Özil’s intervention split his team-mates and compatriots. Some Germany players, like Boateng and Julian Draxler, publicly supported him. Others reacted dismissively. Thomas Müller rubbished the idea of racism in football, while Toni Kroos called Özil’s statement “nonsense”. Among Germans, his withdrawal was not seen as a straightforward martyrdom — although some agreed with him, many who were previously sympathetic felt his inflammatory statement overstepped the mark.

“The majority public opinion was that Özil was wrong, and that he wronged the fans,” Wallrodt says. “He had been revered for a long time as a shining example of good integration. People felt it was unjust because there was no evidence for it; no one ever said, ‘We lost because of that Turk Özil’.

“[The statement] broke everything. As we say in Germany, it cut the tablecloth in two. There’s no repairing that relationship.”

Perhaps it is fitting that such an enigmatic player will not see out his career in black and white. But at Arsenal, the same oscillation between totem and outsider persists. On one hand, last year Özil signed a new contract, tying him to the club until 2021 and making him the highest-paid player in the club’s history. He has worn the captain’s armband on several occasions this season and features prominently on the club’s social media, the face Arsenal presents to the world. On the other hand, he has spent much of this season outside Unai Emery’s first-choice XI, including for one game against Bournemouth when Emery publicly suggested he was unsuited for a “demanding match with physicality and intensity”. No one’s really sure if he figures in the club’s long-term plans.

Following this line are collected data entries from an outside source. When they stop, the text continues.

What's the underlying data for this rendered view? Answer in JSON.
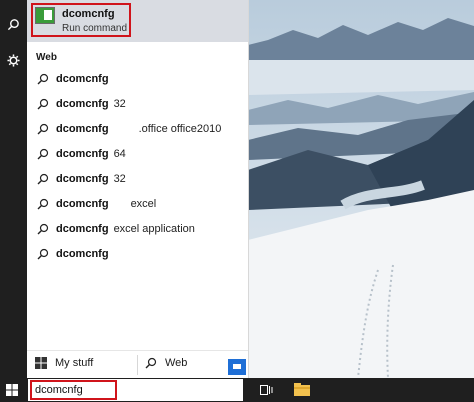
{
  "search": {
    "query": "dcomcnfg"
  },
  "best_match": {
    "title": "dcomcnfg",
    "subtitle": "Run command"
  },
  "section_label": "Web",
  "results": [
    {
      "term": "dcomcnfg",
      "rest": ""
    },
    {
      "term": "dcomcnfg",
      "rest": "32"
    },
    {
      "term": "dcomcnfg",
      "rest": ".office office2010"
    },
    {
      "term": "dcomcnfg",
      "rest": "64"
    },
    {
      "term": "dcomcnfg",
      "rest": "32"
    },
    {
      "term": "dcomcnfg",
      "rest": "excel"
    },
    {
      "term": "dcomcnfg",
      "rest": "excel application"
    },
    {
      "term": "dcomcnfg",
      "rest": ""
    }
  ],
  "bottom": {
    "my_stuff": "My stuff",
    "web": "Web"
  },
  "icons": {
    "rail": [
      "search-icon",
      "gear-icon"
    ],
    "taskbar": [
      "windows-icon",
      "task-view-icon",
      "file-explorer-icon"
    ],
    "result": "search-icon"
  },
  "colors": {
    "highlight_box": "#d0141b",
    "accent": "#1f6fd6",
    "best_match_bg": "#d9dce2"
  }
}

One thing that is striking about Özil is how his journey — from neat parable to complicated pariah — has echoed the wider trajectory of Europe over the last decade, from optimism to division. “There’s definitely a symbiosis between these things,” Dubois says. “The players on the German team are situated in German society and they’re absorbing the language, and what’s happening. What’s really striking about the German case is how stark that is, how you can really see them mirror one another.”

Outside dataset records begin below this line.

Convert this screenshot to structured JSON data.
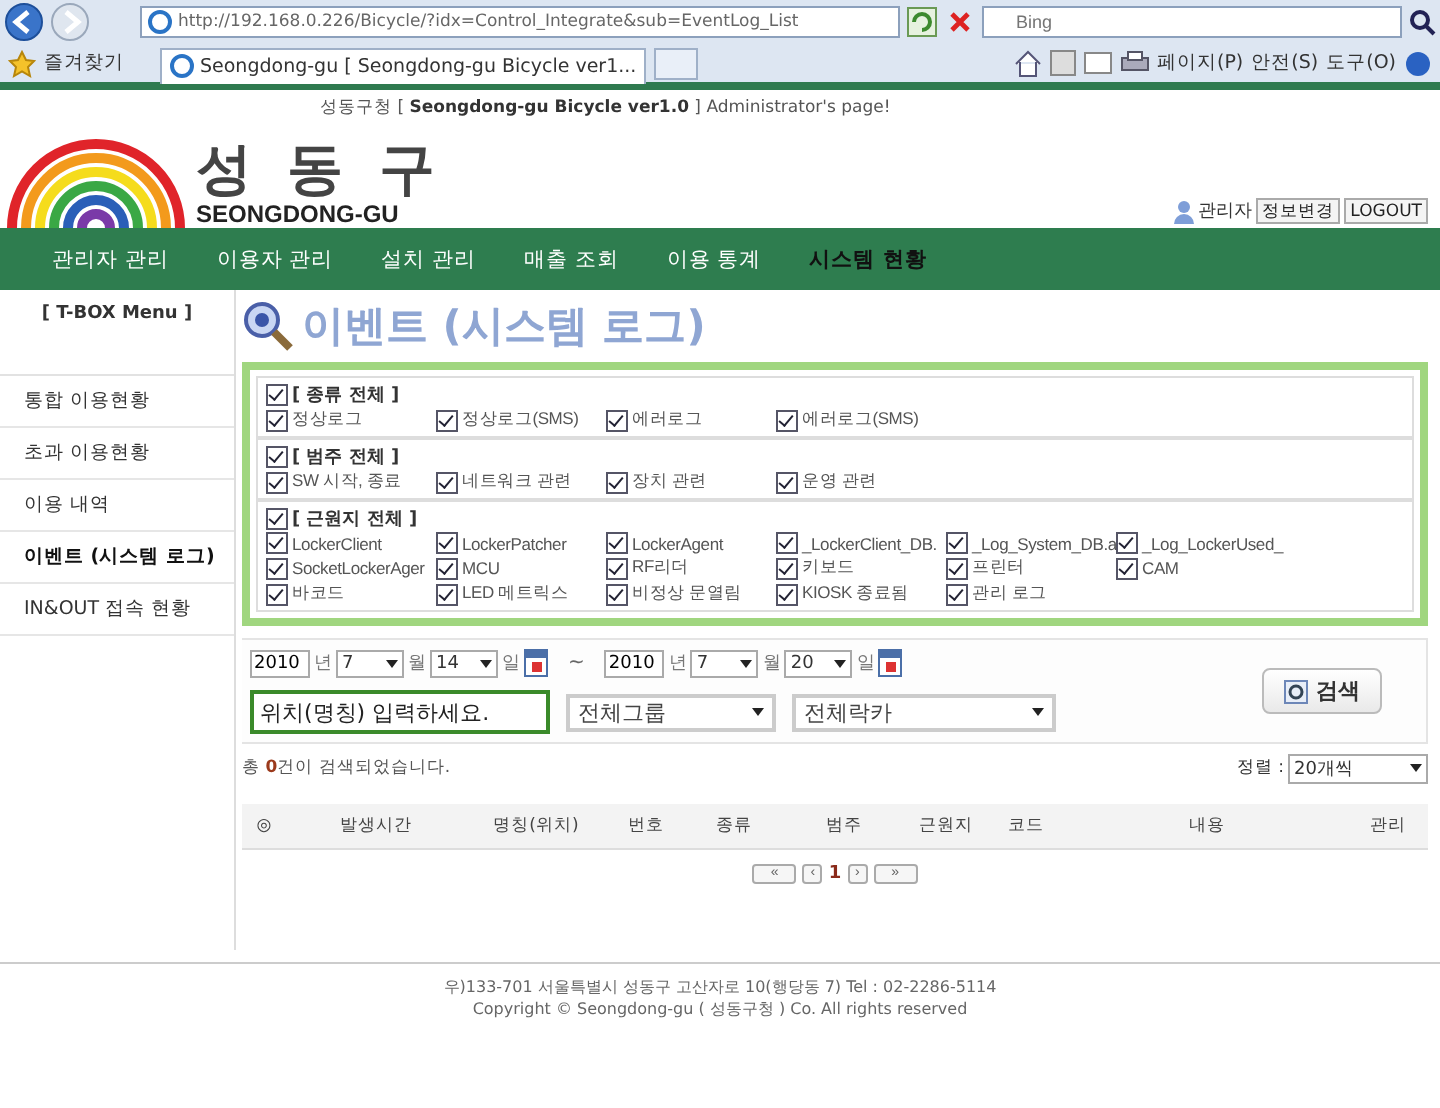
{
  "browser": {
    "url": "http://192.168.0.226/Bicycle/?idx=Control_Integrate&sub=EventLog_List",
    "search_placeholder": "Bing",
    "favorites": "즐겨찾기",
    "tab_title": "Seongdong-gu [ Seongdong-gu Bicycle ver1...",
    "menus": [
      "페이지(P)",
      "안전(S)",
      "도구(O)"
    ]
  },
  "header": {
    "tagline": "성동구청 [ **Seongdong-gu Bicycle ver1.0** ] Administrator's page!",
    "logo_text": "성 동 구",
    "logo_sub": "SEONGDONG-GU",
    "user": "관리자",
    "buttons": [
      "정보변경",
      "LOGOUT"
    ]
  },
  "nav": [
    {
      "label": "관리자 관리",
      "selected": false
    },
    {
      "label": "이용자 관리",
      "selected": false
    },
    {
      "label": "설치 관리",
      "selected": false
    },
    {
      "label": "매출 조회",
      "selected": false
    },
    {
      "label": "이용 통계",
      "selected": false
    },
    {
      "label": "시스템 현황",
      "selected": true
    }
  ],
  "sidebar": {
    "title": "[ T-BOX Menu ]",
    "items": [
      {
        "label": "통합 이용현황",
        "selected": false
      },
      {
        "label": "초과 이용현황",
        "selected": false
      },
      {
        "label": "이용 내역",
        "selected": false
      },
      {
        "label": "이벤트 (시스템 로그)",
        "selected": true
      },
      {
        "label": "IN&OUT 접속 현황",
        "selected": false
      }
    ]
  },
  "page_title": "이벤트 (시스템 로그)",
  "filters": [
    {
      "label": "[ 종류 전체 ]",
      "checked": true,
      "items": [
        {
          "label": "정상로그",
          "checked": true
        },
        {
          "label": "정상로그(SMS)",
          "checked": true
        },
        {
          "label": "에러로그",
          "checked": true
        },
        {
          "label": "에러로그(SMS)",
          "checked": true
        }
      ]
    },
    {
      "label": "[ 범주 전체 ]",
      "checked": true,
      "items": [
        {
          "label": "SW 시작, 종료",
          "checked": true
        },
        {
          "label": "네트워크 관련",
          "checked": true
        },
        {
          "label": "장치 관련",
          "checked": true
        },
        {
          "label": "운영 관련",
          "checked": true
        }
      ]
    },
    {
      "label": "[ 근원지 전체 ]",
      "checked": true,
      "items": [
        {
          "label": "LockerClient",
          "checked": true
        },
        {
          "label": "LockerPatcher",
          "checked": true
        },
        {
          "label": "LockerAgent",
          "checked": true
        },
        {
          "label": "_LockerClient_DB.",
          "checked": true
        },
        {
          "label": "_Log_System_DB.a",
          "checked": true
        },
        {
          "label": "_Log_LockerUsed_",
          "checked": true
        },
        {
          "label": "SocketLockerAger",
          "checked": true
        },
        {
          "label": "MCU",
          "checked": true
        },
        {
          "label": "RF리더",
          "checked": true
        },
        {
          "label": "키보드",
          "checked": true
        },
        {
          "label": "프린터",
          "checked": true
        },
        {
          "label": "CAM",
          "checked": true
        },
        {
          "label": "바코드",
          "checked": true
        },
        {
          "label": "LED 메트릭스",
          "checked": true
        },
        {
          "label": "비정상 문열림",
          "checked": true
        },
        {
          "label": "KIOSK 종료됨",
          "checked": true
        },
        {
          "label": "관리 로그",
          "checked": true
        }
      ]
    }
  ],
  "date_range": [
    {
      "year": "2010",
      "year_unit": "년",
      "month": "7",
      "month_unit": "월",
      "day": "14",
      "day_unit": "일"
    },
    {
      "year": "2010",
      "year_unit": "년",
      "month": "7",
      "month_unit": "월",
      "day": "20",
      "day_unit": "일"
    }
  ],
  "date_separator": "~",
  "location_input": "위치(명칭) 입력하세요.",
  "group_select": "전체그룹",
  "locker_select": "전체락카",
  "search_button": "검색",
  "result_text": "총 **0**건이 검색되었습니다.",
  "sort_label": "정렬 :",
  "sort_select": "20개씩",
  "table": {
    "columns": [
      "◎",
      "발생시간",
      "명칭(위치)",
      "번호",
      "종류",
      "범주",
      "근원지",
      "코드",
      "내용",
      "관리"
    ]
  },
  "pager": {
    "buttons": [
      "«",
      "‹",
      "›",
      "»"
    ],
    "page": "1"
  },
  "footer": [
    "우)133-701 서울특별시 성동구 고산자로 10(행당동 7) Tel : 02-2286-5114",
    "Copyright © Seongdong-gu ( 성동구청 ) Co. All rights reserved"
  ]
}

“I think the saga exposes faults on both sides,” says Wallrodt. “On the German side, that there are still certain reservations about children with immigrant roots, and a tendency to clutch at these roots for explanation; and on Özil’s side, that his integration was never quite fully realised.

“It shows how thin the ice sometimes is on which integration rests. The great sadness for us is that it’s Özil; it’s in the case of someone in whom so much goodwill was invested where things have gone so badly wrong. Ultimately, it’s a tragedy for both sides.”
 

Godwin1

Very well-known
Before Özil we hadn’t won a trophy for 10 years, after Özil joined we could possibly win 4 trophies by next Wednesday, in 4/5 years.

Makes you wonder.
To be fair mate we also dropped out of top 4 which is something we hadn't done for 20 odd years. I know he's been poverty this season but there seems to be a misconception that he hasn't had long periods of poor form previous to this season.